This study addresses the decision dilemma in sample size re-estimation for clinical trials by proposing a dynamic cost framework that balances interim evidence strength against the cost-effectiveness of additional enrollment. Methodologically, it introduces two novel explicit decision rules—based on likelihood ratios and return on investment—and proves that prevailing approaches can be unified as implicit dynamic cost functions. Through adaptive re-estimation, interim analysis, expected net benefit modeling, and extensive simulation, the framework demonstrates substantial average sample size reduction (zero power loss) under weak signal scenarios, mitigates risks of futile sample expansion, and improves resource efficiency. Its core contribution lies in shifting sample size decisions from static cost assumptions to data-driven, dynamic economic evaluation, thereby achieving synergistic optimization of statistical power and investment return.

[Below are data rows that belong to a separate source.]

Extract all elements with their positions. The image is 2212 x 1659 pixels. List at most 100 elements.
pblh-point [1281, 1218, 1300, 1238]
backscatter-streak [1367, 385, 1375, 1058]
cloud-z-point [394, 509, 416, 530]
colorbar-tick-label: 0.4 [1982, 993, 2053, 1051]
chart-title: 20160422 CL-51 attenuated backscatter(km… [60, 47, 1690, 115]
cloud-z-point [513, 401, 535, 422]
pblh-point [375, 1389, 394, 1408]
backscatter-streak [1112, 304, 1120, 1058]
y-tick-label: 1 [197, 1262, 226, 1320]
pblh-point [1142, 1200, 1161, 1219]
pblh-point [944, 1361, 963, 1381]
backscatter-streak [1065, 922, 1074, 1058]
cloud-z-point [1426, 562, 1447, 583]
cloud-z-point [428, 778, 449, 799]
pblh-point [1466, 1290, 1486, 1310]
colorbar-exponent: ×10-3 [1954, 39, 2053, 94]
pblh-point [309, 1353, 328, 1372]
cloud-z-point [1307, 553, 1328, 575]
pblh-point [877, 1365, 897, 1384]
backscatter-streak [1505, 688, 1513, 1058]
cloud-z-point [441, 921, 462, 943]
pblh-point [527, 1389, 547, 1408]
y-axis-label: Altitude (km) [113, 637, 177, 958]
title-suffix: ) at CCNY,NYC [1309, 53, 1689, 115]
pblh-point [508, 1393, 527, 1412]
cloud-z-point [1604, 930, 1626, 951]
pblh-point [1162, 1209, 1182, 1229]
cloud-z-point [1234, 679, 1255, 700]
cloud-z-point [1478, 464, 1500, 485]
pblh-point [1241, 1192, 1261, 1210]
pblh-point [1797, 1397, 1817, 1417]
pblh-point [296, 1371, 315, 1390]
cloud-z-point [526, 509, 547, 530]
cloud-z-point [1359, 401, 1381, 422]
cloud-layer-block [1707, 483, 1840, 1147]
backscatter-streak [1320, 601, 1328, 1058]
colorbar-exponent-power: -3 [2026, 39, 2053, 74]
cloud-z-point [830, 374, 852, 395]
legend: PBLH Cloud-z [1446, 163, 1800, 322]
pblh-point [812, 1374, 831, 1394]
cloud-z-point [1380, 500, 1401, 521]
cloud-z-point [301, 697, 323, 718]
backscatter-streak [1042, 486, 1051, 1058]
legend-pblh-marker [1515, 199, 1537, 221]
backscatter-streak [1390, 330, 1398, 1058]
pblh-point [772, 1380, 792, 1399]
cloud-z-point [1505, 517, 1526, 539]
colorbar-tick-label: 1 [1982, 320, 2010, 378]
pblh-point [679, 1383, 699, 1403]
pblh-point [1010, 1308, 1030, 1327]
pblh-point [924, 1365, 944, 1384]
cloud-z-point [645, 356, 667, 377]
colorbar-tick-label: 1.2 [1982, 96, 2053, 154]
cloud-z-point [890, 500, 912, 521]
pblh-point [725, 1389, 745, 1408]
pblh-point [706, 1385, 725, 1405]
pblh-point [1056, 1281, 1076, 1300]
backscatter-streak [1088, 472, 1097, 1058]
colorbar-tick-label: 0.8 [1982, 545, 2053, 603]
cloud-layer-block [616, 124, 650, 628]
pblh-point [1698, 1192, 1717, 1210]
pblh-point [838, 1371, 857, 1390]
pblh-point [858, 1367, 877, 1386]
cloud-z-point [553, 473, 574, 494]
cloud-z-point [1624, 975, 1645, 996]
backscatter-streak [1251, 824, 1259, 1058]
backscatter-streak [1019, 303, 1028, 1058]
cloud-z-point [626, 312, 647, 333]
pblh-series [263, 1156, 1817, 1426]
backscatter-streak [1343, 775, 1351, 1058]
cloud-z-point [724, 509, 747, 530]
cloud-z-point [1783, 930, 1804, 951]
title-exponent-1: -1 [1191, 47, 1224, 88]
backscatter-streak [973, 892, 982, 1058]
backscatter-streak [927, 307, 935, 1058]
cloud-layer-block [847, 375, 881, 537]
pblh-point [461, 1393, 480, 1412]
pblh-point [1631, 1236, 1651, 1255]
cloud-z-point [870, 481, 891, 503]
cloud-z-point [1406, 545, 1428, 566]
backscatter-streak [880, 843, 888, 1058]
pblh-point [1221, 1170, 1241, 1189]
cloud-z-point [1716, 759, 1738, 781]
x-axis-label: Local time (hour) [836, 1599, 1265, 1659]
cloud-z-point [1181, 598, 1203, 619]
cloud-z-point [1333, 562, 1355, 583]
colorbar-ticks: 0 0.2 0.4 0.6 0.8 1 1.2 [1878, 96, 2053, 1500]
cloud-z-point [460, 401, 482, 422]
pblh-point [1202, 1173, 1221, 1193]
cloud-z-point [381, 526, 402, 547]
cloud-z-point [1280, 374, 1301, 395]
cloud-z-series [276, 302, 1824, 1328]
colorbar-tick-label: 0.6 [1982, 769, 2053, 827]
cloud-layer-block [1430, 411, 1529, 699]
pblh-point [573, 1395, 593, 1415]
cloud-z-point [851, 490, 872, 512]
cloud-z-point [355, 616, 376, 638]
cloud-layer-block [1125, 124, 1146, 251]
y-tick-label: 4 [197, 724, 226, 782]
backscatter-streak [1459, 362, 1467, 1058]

Adaptive sample size re-estimation (SSR) is a well-established strategy for improving the efficiency and flexibility of clinical trials. Its central challenge is determining whether, and by how much, to increase the sample size at an interim analysis. This decision requires a rational framework for balancing the potential gain in statistical power against the risk and cost of further investment. Prevailing optimization approaches, such as the Jennison and Turnbull (JT) method, address this by maximizing power for a fixed cost per additional participant. While statistically efficient, this paradigm assumes the cost of enrolling another patient is constant, regardless of whether the interim evidence is promising or weak. This can lead to impractical recommendations and inefficient resource allocation, particularly in weak-signal scenarios. We reframe SSR as a decision problem under dynamic costs, where the effective cost of additional enrollment reflects the interim strength of evidence. Within this framework, we derive two novel rules: (i) a likelihood-ratio based rule, shown to be Pareto optimal in achieving smaller average sample size under the null without loss of power under the alternative; and (ii) a return-on-investment (ROI) rule that directly incorporates economic considerations by linking SSR decisions to expected net benefit. To unify existing methods, we further establish a representation theorem demonstrating that a broad class of SSR rules can be expressed through implicit dynamic cost functions, providing a common analytical foundation for their comparison. Simulation studies calibrated to Phase III trial settings confirm that dynamic-cost approaches improve resource allocation relative to fixed-cost methods.